From this report :
Contrary to a common belief that the SSID is a WLAN security feature and its exposure a security risk, the SSID is nothing more than a wireless-space group label. It cannot be successfully hidden. Attempts to hide it will not only fail, but will negatively impact WLAN performance, and may result in additional exposure of the SSID to passive scanning.
I can tell you from bitter experience that this is true. This link was brought to my attention a couple of months ago by Mark Leyden when we were trying to debug some mysterious WLAN problems in work. We had been using SSID hiding, and some machines were continually disconnecting and reconnecting to the WLAN. We turned on broadcasting of the SSID and most of the problems just went away.
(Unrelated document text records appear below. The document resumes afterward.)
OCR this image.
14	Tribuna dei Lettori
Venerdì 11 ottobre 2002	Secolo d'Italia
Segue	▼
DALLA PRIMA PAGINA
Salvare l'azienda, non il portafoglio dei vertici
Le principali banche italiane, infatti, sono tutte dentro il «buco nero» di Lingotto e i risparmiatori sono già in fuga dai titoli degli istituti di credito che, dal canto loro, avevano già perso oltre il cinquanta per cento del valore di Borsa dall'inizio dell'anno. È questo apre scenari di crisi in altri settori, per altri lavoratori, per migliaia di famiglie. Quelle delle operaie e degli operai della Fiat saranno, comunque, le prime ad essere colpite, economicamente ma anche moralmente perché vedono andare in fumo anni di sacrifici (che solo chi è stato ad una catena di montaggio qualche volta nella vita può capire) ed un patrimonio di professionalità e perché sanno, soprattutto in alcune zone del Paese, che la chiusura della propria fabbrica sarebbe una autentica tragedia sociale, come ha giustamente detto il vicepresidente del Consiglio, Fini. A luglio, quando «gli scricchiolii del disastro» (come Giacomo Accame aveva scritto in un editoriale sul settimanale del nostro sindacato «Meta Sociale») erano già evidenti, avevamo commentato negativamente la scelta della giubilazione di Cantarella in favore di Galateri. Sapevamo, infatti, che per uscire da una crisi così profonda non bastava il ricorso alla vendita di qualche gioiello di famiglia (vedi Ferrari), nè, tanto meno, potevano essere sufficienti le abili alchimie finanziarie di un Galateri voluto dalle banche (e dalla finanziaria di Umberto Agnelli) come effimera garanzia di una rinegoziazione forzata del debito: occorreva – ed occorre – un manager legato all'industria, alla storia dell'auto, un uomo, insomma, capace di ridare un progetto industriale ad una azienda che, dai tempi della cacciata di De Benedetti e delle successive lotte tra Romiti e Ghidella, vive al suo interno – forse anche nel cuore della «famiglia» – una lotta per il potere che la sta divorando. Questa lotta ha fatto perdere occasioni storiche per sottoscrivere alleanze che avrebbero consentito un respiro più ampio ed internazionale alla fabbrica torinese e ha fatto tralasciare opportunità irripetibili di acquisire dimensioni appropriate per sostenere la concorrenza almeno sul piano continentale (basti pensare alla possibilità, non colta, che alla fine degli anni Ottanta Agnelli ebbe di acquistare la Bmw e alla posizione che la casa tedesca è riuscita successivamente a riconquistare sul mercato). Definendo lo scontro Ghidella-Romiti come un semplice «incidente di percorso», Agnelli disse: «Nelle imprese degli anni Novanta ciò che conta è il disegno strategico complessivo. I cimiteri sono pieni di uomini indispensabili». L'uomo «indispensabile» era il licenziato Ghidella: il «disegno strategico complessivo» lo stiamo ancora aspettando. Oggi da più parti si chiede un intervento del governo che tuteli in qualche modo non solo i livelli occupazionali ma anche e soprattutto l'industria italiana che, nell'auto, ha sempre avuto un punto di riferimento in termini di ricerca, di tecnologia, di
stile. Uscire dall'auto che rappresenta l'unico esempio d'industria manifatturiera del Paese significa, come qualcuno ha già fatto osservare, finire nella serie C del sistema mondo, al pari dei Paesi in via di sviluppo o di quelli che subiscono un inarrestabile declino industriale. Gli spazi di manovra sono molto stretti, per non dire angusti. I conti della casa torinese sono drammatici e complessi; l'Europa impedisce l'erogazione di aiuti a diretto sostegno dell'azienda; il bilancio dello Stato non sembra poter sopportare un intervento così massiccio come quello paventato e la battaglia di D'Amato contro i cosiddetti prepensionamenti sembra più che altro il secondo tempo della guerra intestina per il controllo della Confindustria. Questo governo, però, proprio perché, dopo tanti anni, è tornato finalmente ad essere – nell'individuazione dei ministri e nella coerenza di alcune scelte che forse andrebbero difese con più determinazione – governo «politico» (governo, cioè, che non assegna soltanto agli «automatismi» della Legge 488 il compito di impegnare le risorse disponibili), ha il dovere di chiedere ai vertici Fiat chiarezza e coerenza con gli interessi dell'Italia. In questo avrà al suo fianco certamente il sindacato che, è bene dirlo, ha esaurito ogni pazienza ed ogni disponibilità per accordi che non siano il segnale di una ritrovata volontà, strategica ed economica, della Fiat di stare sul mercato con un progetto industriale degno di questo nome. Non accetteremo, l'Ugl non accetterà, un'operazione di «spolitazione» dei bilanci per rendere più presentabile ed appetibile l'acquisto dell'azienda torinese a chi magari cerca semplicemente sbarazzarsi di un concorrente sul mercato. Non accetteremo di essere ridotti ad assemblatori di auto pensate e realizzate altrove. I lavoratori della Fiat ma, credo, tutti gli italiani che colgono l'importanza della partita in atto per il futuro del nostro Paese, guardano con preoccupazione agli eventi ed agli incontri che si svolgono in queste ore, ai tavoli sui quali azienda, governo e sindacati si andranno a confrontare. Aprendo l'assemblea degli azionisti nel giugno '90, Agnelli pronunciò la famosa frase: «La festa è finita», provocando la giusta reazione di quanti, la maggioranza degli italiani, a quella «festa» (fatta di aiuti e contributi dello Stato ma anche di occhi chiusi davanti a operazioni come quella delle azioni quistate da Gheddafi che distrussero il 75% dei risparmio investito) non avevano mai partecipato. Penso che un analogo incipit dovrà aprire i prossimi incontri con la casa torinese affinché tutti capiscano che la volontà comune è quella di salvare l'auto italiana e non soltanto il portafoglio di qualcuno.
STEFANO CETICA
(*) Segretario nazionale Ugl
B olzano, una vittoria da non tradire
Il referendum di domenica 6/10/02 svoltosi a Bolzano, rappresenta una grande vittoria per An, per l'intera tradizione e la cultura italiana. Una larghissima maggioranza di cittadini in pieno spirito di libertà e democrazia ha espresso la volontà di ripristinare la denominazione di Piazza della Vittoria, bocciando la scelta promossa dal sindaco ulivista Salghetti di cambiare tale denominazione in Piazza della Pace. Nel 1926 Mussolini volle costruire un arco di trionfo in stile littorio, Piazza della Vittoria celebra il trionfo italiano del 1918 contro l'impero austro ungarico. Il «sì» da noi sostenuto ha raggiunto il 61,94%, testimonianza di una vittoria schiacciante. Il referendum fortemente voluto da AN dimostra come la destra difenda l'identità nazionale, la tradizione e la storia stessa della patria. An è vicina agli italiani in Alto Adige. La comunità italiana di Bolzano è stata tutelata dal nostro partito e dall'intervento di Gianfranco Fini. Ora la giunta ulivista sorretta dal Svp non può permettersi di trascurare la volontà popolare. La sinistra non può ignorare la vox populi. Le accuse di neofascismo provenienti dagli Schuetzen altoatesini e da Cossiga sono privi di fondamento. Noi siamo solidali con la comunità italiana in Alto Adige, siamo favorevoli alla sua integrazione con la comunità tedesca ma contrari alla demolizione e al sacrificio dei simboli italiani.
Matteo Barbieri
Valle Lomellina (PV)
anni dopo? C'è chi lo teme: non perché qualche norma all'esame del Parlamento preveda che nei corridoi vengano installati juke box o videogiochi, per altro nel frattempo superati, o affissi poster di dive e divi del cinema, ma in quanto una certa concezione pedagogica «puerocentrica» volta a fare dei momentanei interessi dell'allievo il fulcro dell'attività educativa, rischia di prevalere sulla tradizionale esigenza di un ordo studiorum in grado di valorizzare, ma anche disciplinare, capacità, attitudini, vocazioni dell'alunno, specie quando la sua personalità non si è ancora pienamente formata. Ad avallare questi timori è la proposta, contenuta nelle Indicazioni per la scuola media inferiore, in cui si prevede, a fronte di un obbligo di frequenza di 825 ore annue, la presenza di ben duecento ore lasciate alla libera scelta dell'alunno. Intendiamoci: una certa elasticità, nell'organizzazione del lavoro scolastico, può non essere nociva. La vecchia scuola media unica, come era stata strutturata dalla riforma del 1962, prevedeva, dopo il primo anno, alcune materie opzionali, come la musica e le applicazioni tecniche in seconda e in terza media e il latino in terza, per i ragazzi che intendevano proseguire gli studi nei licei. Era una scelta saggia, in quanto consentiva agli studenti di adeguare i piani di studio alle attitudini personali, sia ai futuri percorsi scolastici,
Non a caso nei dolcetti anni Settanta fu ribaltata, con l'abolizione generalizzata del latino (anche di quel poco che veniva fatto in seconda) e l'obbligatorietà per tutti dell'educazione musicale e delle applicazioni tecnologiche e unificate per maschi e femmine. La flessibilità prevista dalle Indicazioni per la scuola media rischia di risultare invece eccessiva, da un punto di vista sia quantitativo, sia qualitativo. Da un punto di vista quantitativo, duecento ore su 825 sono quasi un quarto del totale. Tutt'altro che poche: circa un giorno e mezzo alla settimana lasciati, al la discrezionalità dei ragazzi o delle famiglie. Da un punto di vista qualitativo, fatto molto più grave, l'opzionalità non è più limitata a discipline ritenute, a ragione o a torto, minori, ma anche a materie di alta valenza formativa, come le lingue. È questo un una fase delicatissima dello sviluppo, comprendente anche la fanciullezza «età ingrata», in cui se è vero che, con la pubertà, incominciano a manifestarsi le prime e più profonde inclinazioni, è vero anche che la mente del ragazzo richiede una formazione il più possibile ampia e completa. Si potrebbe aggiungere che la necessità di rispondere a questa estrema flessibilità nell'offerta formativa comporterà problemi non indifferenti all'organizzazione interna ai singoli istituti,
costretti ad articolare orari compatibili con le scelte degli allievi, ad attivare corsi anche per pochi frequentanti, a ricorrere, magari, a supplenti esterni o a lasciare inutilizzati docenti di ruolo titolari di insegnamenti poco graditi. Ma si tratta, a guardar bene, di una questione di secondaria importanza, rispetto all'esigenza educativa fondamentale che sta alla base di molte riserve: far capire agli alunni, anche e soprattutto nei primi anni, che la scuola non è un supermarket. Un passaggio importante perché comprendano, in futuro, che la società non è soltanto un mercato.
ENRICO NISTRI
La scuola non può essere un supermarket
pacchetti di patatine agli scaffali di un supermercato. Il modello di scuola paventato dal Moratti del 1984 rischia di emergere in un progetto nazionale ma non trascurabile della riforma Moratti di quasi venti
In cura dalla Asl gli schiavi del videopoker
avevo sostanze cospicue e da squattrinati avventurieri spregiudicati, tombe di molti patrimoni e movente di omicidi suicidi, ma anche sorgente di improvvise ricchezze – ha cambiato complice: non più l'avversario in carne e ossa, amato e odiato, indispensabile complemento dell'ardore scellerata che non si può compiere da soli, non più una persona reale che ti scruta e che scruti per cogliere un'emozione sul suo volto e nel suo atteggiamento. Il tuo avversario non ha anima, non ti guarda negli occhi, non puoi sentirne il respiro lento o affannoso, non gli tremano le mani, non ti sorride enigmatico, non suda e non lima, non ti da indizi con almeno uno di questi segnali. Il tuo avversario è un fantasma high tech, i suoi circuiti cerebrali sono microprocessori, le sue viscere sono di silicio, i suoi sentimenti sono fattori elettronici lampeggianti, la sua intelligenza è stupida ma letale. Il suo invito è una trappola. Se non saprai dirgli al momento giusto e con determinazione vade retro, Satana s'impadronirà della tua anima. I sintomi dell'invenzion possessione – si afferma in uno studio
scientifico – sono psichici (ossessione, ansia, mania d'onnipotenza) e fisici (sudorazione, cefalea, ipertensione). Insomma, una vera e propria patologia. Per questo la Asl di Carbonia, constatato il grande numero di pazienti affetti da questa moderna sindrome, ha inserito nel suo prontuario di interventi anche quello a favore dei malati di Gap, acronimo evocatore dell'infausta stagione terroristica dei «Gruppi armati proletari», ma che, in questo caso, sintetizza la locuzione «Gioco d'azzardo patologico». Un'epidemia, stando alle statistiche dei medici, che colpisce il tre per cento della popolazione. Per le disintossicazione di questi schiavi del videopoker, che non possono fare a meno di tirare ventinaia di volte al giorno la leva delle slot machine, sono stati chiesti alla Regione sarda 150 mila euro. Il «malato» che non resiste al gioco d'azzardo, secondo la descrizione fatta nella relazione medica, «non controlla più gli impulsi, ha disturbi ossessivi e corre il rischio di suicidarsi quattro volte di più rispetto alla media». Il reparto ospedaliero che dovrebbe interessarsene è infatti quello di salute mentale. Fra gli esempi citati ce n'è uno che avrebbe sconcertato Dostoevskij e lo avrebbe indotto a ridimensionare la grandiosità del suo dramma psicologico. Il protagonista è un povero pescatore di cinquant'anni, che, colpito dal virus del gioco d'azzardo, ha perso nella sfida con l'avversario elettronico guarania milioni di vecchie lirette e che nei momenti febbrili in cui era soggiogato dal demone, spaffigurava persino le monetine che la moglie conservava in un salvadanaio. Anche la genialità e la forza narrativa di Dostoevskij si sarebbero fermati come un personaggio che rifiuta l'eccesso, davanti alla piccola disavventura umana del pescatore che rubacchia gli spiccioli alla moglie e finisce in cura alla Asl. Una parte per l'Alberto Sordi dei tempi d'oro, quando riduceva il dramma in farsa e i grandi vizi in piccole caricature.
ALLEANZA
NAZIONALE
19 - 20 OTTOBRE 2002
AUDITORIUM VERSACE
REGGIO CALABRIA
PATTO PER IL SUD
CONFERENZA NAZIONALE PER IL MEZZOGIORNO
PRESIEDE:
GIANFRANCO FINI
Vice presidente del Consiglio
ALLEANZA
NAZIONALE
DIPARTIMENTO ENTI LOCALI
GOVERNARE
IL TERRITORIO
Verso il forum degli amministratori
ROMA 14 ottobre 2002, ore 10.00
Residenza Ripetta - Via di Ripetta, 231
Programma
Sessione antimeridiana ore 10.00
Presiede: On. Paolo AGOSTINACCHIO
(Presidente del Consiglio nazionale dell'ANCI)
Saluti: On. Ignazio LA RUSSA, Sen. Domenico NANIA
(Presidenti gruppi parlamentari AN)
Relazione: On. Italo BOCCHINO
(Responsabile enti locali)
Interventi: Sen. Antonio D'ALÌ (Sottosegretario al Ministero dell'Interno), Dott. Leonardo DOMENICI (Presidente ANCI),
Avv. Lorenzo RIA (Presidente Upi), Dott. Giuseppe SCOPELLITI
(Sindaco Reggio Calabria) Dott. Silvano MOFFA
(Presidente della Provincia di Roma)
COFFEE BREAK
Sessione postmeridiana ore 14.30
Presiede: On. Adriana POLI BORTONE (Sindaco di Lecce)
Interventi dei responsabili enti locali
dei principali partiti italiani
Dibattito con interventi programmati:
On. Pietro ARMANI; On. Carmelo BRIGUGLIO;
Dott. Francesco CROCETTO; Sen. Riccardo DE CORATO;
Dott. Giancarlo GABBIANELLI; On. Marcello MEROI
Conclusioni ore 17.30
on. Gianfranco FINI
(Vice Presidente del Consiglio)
People in work still come up to me and say “I can see the SSID of the work WLAN – is that such a good idea?” and I have to keep explaining.
Later, I discovered that IBM T60p laptops wouldn’t connect to my home WLAN, even though my trusty iBook never had a problem (my trusty iBook never has a problem). I turned on SSID broadcast, and it worked.
I thought at the time that maybe this was causing my mysterious Wii network connection failure, but didn’t test it (I haven’t used the Wii in forever). Today I did. It works.
Today’s moral – a network with a hidden SSID is a broken network. End of story.